In the 1990’s and early 2000’s Patrice Leconte was the darling of the independent film and festival circuit with his adult dramas that burst beyond the boundaries of the French-speaking world into the international market. His films such as Monsieur Hire, The Hairdresser’s Husband, Ridicule, The Widow of Saint-Pierre, and The Man on the Train garnered both critical acclaim and respectable box office. In the middle of this run, Leconte directed Girl on the Bridge, which did reasonably well at the time, but has not endured in the same way as many of his other movies.
Vanessa Paradis stars as Adèle, a waif who is unlucky in love, but has trouble saying “no” to men just the same. When she decides to take her own life by jumping from a Paris bridge, she gets a strange proposition from Gabor (Daniel Auteuil), a professional knife thrower. Having passed 40, his aim has become erratic. Since the girl wants to kill herself anyway… Well, you get the idea. When she agrees to be the artist’s target, the two Sad Sacks find that they complete each other. Together, their luck is unstoppable, and they have an almost psychic bond. But fidelity is not easy, even for those that are perfectly mached.

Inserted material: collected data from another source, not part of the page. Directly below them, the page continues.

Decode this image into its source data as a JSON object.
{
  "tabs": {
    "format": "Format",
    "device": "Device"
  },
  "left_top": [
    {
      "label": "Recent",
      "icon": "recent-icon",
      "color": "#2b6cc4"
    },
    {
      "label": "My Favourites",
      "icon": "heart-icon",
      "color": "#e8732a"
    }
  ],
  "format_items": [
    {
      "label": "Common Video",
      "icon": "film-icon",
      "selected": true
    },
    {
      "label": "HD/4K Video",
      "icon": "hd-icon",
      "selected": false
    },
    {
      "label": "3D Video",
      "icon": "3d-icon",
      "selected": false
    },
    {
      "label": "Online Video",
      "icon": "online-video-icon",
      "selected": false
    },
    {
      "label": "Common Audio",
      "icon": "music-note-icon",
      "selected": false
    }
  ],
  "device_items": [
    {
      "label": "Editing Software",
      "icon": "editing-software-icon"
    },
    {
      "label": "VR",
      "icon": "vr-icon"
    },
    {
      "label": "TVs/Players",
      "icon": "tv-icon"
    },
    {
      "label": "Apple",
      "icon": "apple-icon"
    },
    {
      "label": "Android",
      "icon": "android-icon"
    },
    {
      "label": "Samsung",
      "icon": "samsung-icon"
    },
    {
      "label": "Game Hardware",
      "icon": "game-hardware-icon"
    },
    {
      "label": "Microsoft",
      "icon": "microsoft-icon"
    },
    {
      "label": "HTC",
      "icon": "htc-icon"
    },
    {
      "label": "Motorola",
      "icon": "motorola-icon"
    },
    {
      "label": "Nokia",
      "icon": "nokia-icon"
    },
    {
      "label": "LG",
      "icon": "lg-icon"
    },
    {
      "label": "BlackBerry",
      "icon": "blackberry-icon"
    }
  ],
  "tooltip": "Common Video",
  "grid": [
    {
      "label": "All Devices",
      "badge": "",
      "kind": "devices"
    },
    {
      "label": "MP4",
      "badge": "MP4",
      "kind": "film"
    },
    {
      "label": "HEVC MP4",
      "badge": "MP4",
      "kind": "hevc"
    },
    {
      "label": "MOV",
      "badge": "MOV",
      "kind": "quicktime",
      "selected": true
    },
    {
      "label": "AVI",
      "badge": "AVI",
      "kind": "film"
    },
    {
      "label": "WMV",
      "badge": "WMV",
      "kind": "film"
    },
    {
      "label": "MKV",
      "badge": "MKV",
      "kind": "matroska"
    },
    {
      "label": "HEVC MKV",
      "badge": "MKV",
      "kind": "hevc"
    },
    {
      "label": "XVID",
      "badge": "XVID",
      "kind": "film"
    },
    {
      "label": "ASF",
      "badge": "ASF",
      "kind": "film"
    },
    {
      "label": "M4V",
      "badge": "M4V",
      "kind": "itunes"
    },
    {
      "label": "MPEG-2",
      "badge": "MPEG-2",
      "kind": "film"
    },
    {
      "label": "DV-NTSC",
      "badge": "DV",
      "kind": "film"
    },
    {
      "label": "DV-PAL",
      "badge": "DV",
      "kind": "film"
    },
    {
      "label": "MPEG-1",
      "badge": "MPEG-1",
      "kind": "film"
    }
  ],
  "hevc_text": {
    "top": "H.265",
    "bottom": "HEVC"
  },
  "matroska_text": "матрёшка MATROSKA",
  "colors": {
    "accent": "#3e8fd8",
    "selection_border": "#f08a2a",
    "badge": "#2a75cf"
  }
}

Girl on the Bridge is a lovely fairy tale trifle, with dashes of humor and magical realism. It is lighter than most Leconte’s better-known work, but it is no less accomplished. The widescreen frame is lensed in crisp, high-contrast black and white; and the direction is often surprising playful, including camera shots from the point-of-view of a fly and of Adèle when strapped to the “Wheel of Death.” The two unreliable, but loveable, grifters at the heart of the story are unforgettable, due both to the script by Serge Frydman and the delightful performances by Paradis and Autueil. Finally, the way the knife throwing sequences are staged and filmed, they are more erotic than most sex scenes.

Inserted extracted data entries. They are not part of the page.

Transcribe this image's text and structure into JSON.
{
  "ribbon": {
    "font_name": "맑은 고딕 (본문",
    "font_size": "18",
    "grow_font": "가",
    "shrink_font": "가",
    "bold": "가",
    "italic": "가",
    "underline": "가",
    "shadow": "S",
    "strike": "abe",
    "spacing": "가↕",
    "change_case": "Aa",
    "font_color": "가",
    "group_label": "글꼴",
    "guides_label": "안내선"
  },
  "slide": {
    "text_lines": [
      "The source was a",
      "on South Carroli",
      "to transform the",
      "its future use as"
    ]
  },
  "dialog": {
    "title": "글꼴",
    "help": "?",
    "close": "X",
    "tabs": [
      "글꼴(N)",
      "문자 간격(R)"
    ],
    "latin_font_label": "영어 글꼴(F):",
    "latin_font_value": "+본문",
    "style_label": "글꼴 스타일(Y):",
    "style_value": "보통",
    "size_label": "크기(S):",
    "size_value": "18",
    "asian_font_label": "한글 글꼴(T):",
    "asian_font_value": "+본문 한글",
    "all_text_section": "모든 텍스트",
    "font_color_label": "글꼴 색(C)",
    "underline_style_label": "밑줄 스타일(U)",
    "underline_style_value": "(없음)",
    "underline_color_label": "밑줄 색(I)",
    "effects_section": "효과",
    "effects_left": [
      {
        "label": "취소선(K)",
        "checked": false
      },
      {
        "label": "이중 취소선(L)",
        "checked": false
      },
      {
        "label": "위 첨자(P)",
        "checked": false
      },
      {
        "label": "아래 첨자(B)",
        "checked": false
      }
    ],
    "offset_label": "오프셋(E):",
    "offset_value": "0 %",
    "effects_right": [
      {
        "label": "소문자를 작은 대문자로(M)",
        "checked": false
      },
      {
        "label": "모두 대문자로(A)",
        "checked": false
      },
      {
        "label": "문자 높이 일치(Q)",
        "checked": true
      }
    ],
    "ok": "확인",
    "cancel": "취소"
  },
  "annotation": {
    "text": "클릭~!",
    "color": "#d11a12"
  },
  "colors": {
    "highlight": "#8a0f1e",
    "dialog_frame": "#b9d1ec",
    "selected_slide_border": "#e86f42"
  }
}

I first had the pleasure of watching Patrice Leconte’s Girl on the Bridge at Roger Ebert’s Overlooked Film Festival in 2001. The film was only two years old at the time, but it had already qualified as “overlooked” (at least within the U.S.). Sixteen year later, the film is almost completely forgotten. Why isn’t Girl on the Bridge better remembered? Maybe the subject matter and tone were a bit too light for fans of Leconte’s darker work. Maybe the black and white photography scared some people away. Quite possibly, it was just poor support from the American distributor (I’m referring to you Paramount), which didn’t give the picture the theatrical push or home video promotion that Leconte’s other films received. After all, Girl on the Bridge wasn’t given a home video release until nine years after its theatrical run, and then it snuck into stores on a budget DVD from Legend Films.
No matter why Girl on the Bridge has been forgotten, it is ripe for rediscovery and overdue for a high-definition Blu-ray transfer that would really show off the beautiful cinematography. If you ever get the opportunity to see this enchanting story, don’t miss it. It receives my highest recommendation.
France/B&W-91m./Dir: Patrice Leconte/Wr: Serge Frydman/Cast: Vanessa Paradis, Daniel Auteuil, Frédéric Pfluger, Demetre Georgalas, Catherine Lascault, Isabelle Petit-Jacques
If You Like: Fans of Leconte’s more popular work, as well as cinephiles that enjoy the whimsical side of Fellini’s films, should seek out this lesser-known gem.
Girl on the Bridge [DVD] from Legend Films is now out-of-print, but you may be able to find it on the secondary market.
Streaming: Not currently available.
More to Explore: For another offbeat, enchanting, forgotten romance, watch
Hear My Song (1991) from English writer-director Peter Chelsom.
Trivia: Daniel Auteuil deservedly won the César Award for Best Actor (the French equivalent of the Oscar) for his performance as Gabor.
For more info: Consult the book
Patrice Leconte (French Film Directors) by Lisa Downing.